The issue in Griswold was whether the state should have the power to prohibit married couples from making fundamental decisions about themselves, to be able to engage in sex without running the risk of having unwanted children. The court here said that the Ninth Amendment guaranteed the “privacies of life,” and that the privacies of the marriage relationship were part of “right of privacy older than the Bill of Rights.” 

[The Supreme Court overturned Roe v. Wade.] Is the pendulum shifting back to a more religious understanding of the meaning of abortion?

The majority of people still believe there should be a right to abortion and a right to privacy, and most don’t read or hear all that much from evangelicals, Catholics, or from strongly anti-abortion people.

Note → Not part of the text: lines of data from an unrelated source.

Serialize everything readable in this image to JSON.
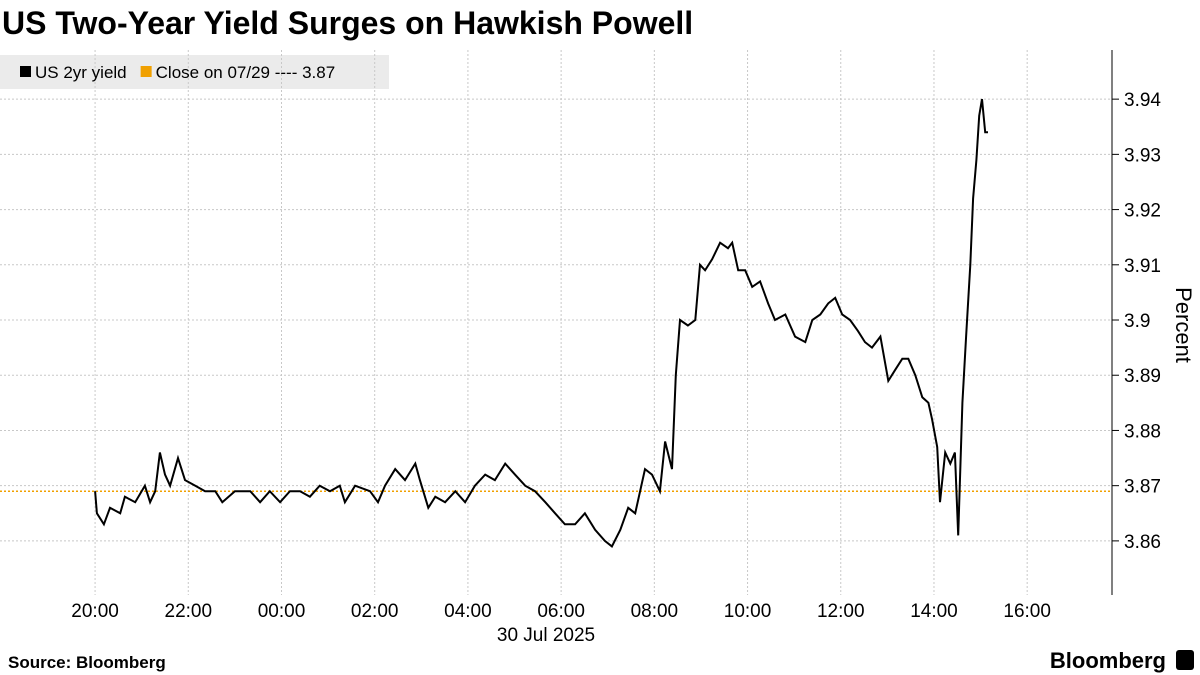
{
  "chart_data": {
    "type": "line",
    "title": "US Two-Year Yield Surges on Hawkish Powell",
    "y_axis_label": "Percent",
    "date_label": "30 Jul 2025",
    "source": "Source: Bloomberg",
    "brand": "Bloomberg",
    "grid": true,
    "legend": "top-left",
    "xlim": [
      -6.04,
      17.82
    ],
    "xticks": [
      {
        "value": -4,
        "label": "20:00"
      },
      {
        "value": -2,
        "label": "22:00"
      },
      {
        "value": 0,
        "label": "00:00"
      },
      {
        "value": 2,
        "label": "02:00"
      },
      {
        "value": 4,
        "label": "04:00"
      },
      {
        "value": 6,
        "label": "06:00"
      },
      {
        "value": 8,
        "label": "08:00"
      },
      {
        "value": 10,
        "label": "10:00"
      },
      {
        "value": 12,
        "label": "12:00"
      },
      {
        "value": 14,
        "label": "14:00"
      },
      {
        "value": 16,
        "label": "16:00"
      }
    ],
    "ylim": [
      3.8502,
      3.9489
    ],
    "yticks": [
      3.86,
      3.87,
      3.88,
      3.89,
      3.9,
      3.91,
      3.92,
      3.93,
      3.94
    ],
    "reference_line": {
      "name": "Close on 07/29 ---- 3.87",
      "value": 3.869,
      "color": "#f0a000"
    },
    "series": [
      {
        "name": "US 2yr yield",
        "color": "#000000",
        "x": [
          -4.0,
          -3.96,
          -3.81,
          -3.68,
          -3.46,
          -3.36,
          -3.14,
          -2.93,
          -2.82,
          -2.71,
          -2.61,
          -2.5,
          -2.39,
          -2.22,
          -2.07,
          -1.85,
          -1.64,
          -1.42,
          -1.27,
          -1.0,
          -0.67,
          -0.46,
          -0.25,
          -0.03,
          0.18,
          0.4,
          0.61,
          0.82,
          1.04,
          1.25,
          1.36,
          1.58,
          1.9,
          2.07,
          2.22,
          2.44,
          2.65,
          2.87,
          2.97,
          3.15,
          3.3,
          3.51,
          3.73,
          3.94,
          4.15,
          4.37,
          4.58,
          4.8,
          5.01,
          5.23,
          5.44,
          5.66,
          5.87,
          6.08,
          6.3,
          6.51,
          6.73,
          6.94,
          7.09,
          7.27,
          7.44,
          7.59,
          7.8,
          7.95,
          8.12,
          8.23,
          8.38,
          8.46,
          8.55,
          8.72,
          8.88,
          8.98,
          9.09,
          9.24,
          9.41,
          9.58,
          9.67,
          9.8,
          9.95,
          10.1,
          10.27,
          10.44,
          10.59,
          10.81,
          11.02,
          11.24,
          11.39,
          11.56,
          11.73,
          11.88,
          12.03,
          12.2,
          12.37,
          12.52,
          12.67,
          12.85,
          13.02,
          13.17,
          13.32,
          13.45,
          13.6,
          13.75,
          13.88,
          13.96,
          14.07,
          14.13,
          14.24,
          14.35,
          14.45,
          14.52,
          14.61,
          14.69,
          14.78,
          14.84,
          14.91,
          14.97,
          15.03,
          15.1,
          15.16
        ],
        "values": [
          3.869,
          3.865,
          3.863,
          3.866,
          3.865,
          3.868,
          3.867,
          3.87,
          3.867,
          3.869,
          3.876,
          3.872,
          3.87,
          3.875,
          3.871,
          3.87,
          3.869,
          3.869,
          3.867,
          3.869,
          3.869,
          3.867,
          3.869,
          3.867,
          3.869,
          3.869,
          3.868,
          3.87,
          3.869,
          3.87,
          3.867,
          3.87,
          3.869,
          3.867,
          3.87,
          3.873,
          3.871,
          3.874,
          3.871,
          3.866,
          3.868,
          3.867,
          3.869,
          3.867,
          3.87,
          3.872,
          3.871,
          3.874,
          3.872,
          3.87,
          3.869,
          3.867,
          3.865,
          3.863,
          3.863,
          3.865,
          3.862,
          3.86,
          3.859,
          3.862,
          3.866,
          3.865,
          3.873,
          3.872,
          3.869,
          3.878,
          3.873,
          3.89,
          3.9,
          3.899,
          3.9,
          3.91,
          3.909,
          3.911,
          3.914,
          3.913,
          3.914,
          3.909,
          3.909,
          3.906,
          3.907,
          3.903,
          3.9,
          3.901,
          3.897,
          3.896,
          3.9,
          3.901,
          3.903,
          3.904,
          3.901,
          3.9,
          3.898,
          3.896,
          3.895,
          3.897,
          3.889,
          3.891,
          3.893,
          3.893,
          3.89,
          3.886,
          3.885,
          3.882,
          3.877,
          3.867,
          3.876,
          3.874,
          3.876,
          3.861,
          3.885,
          3.897,
          3.91,
          3.922,
          3.929,
          3.937,
          3.94,
          3.934,
          3.934
        ]
      }
    ]
  }
}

I think the vast majority will think this is a horrible decision, and they will be really angry. It will also undermine the court’s credibility with society, because historically, when the court recognized rights that previously hadn’t been recognized, it was to protect individuals who were otherwise powerless. So overturning Roe will be close to unprecedented in taking away a right meant to protect individuals and doing so in a dramatic and aggressive way.